AW: Persönlicher Horror
@ Sorfidae: Da bin ich genau Deiner Meinung! Wer einen coolen Killertypen oder den Superhelden von nebenan spielen möchte, ist bei Vampire meiner Meinung nach total falsch.
Ich finde den Persönlichen-Horror-Aspekt total wichtig, bin aber der Ansicht, dass er nicht zu sehr in den Vordergrund treten sollte. Eher sollte diese verzweifelte Stimmung immer im Hintergrund mitschwingen.
Als Spielleiter versuche ich deshalb auch, den Spielercharakteren ihre Verdammnis klarzumachen (und den Spielern die ihrer Charaktere . . .
).
Ich bemühe mich gerade, ihnen neben der Haupthandlung ihre letzten Freuden und echten Freunde abspenstig zu machen (durch Exitus, Aufnahme in den Ghulkader eines Gegners, die schlichte Angst, die sie so langsam vor dem entsprechenden Charakter entwickelt, durch die Entdeckung, dass die Zuneigung eines Herdenmitgliedes nur durch die Extase des Kusses zustande kommt . . .) und ihnen zu zeigen, dass die beste Disziplin nichts dagegen auszurichten vermag.
(@ Hesha: Werte und Kräfte sind für das Gefühl der Machtlosigkeit eigentlich belanglos. Was hilft es dir, alle Werte in astronomischen Höhen zu haben, wenn Du den Tod eines Freundes nicht verhindern, das Herz einer geliebten Person nicht erobern oder Deinen Sohn oder Neffen oder Enkel nicht davor bewahren kannst, zum Ghul Deines Feindes zu werden?)
Ich habe meine Spieler auch gebeten, mir ein paar Episoden aus dem Vorleben der Charaktere auszuformulieren, damit ich Rückblenden darauf einbauen kann, so dass sie sich ihrer Veränderung und dem Verlust ihrer Menschlichkeit (nicht als Punktwert sondern als Eigenschaft) deutlich und schmerzlich bewusst werden. Gehenna steht bei uns grad vor der Tür und gerade am Ende der Welt sollten diese Themen nochmal stärker betont werden, denn Fragen nach Erlösung und Verdammnis drängen sich ja geradezu auf.

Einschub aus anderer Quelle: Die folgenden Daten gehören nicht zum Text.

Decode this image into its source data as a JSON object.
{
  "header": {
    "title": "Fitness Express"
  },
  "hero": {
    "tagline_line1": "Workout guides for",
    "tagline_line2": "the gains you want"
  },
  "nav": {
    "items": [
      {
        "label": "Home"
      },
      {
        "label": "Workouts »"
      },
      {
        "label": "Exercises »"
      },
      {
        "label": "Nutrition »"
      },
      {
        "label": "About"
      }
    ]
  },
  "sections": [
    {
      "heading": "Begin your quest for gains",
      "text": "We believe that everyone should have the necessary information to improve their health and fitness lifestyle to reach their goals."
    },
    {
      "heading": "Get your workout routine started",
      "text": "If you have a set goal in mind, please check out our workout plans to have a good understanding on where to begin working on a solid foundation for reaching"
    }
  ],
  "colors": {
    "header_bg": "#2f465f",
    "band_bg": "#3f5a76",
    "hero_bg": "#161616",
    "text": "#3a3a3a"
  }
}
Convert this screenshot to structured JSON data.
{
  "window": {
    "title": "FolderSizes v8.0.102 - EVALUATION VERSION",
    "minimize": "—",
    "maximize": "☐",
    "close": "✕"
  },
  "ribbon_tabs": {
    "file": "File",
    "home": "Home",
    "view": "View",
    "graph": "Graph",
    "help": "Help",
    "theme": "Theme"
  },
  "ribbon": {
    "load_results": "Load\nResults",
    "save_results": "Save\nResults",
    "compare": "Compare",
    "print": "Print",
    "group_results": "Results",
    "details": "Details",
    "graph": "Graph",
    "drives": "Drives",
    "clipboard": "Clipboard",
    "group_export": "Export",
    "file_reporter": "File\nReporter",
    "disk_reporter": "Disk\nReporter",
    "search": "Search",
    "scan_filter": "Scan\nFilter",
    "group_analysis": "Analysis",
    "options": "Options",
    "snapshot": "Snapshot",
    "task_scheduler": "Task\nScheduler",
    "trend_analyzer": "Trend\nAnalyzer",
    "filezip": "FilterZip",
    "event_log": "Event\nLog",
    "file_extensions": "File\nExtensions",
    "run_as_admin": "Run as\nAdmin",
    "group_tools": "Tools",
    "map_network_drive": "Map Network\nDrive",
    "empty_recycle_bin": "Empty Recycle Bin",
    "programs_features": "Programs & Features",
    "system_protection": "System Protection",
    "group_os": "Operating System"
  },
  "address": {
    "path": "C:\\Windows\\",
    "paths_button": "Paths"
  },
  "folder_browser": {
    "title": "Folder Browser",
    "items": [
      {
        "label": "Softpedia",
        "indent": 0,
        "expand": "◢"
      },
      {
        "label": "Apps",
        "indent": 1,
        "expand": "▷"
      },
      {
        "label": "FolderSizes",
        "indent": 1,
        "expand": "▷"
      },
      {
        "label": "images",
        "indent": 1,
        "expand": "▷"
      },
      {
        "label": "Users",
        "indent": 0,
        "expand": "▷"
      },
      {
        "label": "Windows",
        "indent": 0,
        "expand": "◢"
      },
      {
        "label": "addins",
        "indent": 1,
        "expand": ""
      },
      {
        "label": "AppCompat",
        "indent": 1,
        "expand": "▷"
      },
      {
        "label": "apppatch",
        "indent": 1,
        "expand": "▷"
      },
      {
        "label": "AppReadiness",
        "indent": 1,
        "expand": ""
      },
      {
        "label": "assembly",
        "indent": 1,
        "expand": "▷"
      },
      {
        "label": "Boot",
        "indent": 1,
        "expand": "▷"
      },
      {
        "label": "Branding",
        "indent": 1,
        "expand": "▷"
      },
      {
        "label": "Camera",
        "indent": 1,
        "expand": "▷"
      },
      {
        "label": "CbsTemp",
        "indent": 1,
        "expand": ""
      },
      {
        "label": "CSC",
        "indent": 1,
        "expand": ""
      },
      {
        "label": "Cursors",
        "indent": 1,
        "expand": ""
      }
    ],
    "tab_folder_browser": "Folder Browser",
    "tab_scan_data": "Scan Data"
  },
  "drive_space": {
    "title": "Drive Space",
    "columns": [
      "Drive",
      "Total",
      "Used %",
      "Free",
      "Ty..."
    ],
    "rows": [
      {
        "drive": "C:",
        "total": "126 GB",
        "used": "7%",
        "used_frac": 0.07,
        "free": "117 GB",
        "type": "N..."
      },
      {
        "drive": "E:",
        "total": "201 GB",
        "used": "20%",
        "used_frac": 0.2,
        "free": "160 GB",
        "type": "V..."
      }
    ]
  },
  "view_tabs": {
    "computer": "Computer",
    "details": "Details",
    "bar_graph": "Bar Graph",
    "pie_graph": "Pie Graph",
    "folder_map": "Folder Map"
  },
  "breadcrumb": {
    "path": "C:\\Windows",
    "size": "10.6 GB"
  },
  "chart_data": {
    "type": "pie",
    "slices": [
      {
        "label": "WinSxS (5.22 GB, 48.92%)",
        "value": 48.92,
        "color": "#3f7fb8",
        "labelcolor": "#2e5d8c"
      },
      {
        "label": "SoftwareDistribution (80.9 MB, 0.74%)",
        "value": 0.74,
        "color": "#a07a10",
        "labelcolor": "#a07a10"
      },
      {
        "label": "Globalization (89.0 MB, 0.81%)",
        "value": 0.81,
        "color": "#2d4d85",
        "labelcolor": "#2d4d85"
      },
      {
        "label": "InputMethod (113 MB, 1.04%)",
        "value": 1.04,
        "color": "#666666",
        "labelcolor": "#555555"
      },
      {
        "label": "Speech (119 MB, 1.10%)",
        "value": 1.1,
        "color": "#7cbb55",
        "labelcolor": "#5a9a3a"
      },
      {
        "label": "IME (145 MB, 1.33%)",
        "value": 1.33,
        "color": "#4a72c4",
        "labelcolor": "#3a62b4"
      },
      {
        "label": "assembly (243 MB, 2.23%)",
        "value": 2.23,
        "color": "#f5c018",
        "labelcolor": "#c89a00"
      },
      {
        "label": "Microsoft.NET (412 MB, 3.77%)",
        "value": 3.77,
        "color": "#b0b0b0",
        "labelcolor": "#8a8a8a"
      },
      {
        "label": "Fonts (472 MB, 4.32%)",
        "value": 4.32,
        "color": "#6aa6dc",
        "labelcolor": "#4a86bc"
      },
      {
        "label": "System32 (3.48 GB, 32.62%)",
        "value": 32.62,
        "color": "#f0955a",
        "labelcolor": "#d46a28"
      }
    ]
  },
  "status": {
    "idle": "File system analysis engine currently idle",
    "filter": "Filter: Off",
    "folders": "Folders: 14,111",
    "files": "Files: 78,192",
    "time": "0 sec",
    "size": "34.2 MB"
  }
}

Als Spieler versuche ich auch, den persönlichen Horror auszuspielen und "mitzuempfinden". Ich spielen in der Alten Welt einen Ex-Mönch-Nosferatu auf dem Weg der Buße, wodurch eine Leidensmiene sowieso zu ihm gehört. Aber er versucht, gerade weil er sich für verdammt hält, möglichst viel Gutes zu tun und so Vergebung zu erlangen. Er läuft dabei gerade gegen die Mächtigen der Domäne an und wird sich der eigenen Machtlosigkeit bewusst. Natürlich erlebt er auch mit seinem Klüngel ein paar "Abenteuer", muss gerade gegen Werwölfe und einen Kindesentführer bestehen und hat die ganz normalen, allnächtlichen Probleme, die wohl jeder Vampir hat, aber diese Grundstimmung hängt für mich immer in der Luft.
Mein Tzimisce zuvor hatte das Problem auf einer ganz anderen Ebene: Es hielt sich für Gott oder noch ein wenig großartiger und musste irgendwie die Tatsache verdrängen, dass es in der Domäne am untersten Rand der Hackordnung stand. Leider konnte ich es nicht lange spielen, aber die ständige Enttäuschung und die allzu menschliche Feststellung, ganz allein auf der Welt zu sein, wären sicher gute Motive und "Hintergrundstimmungen" gewesen.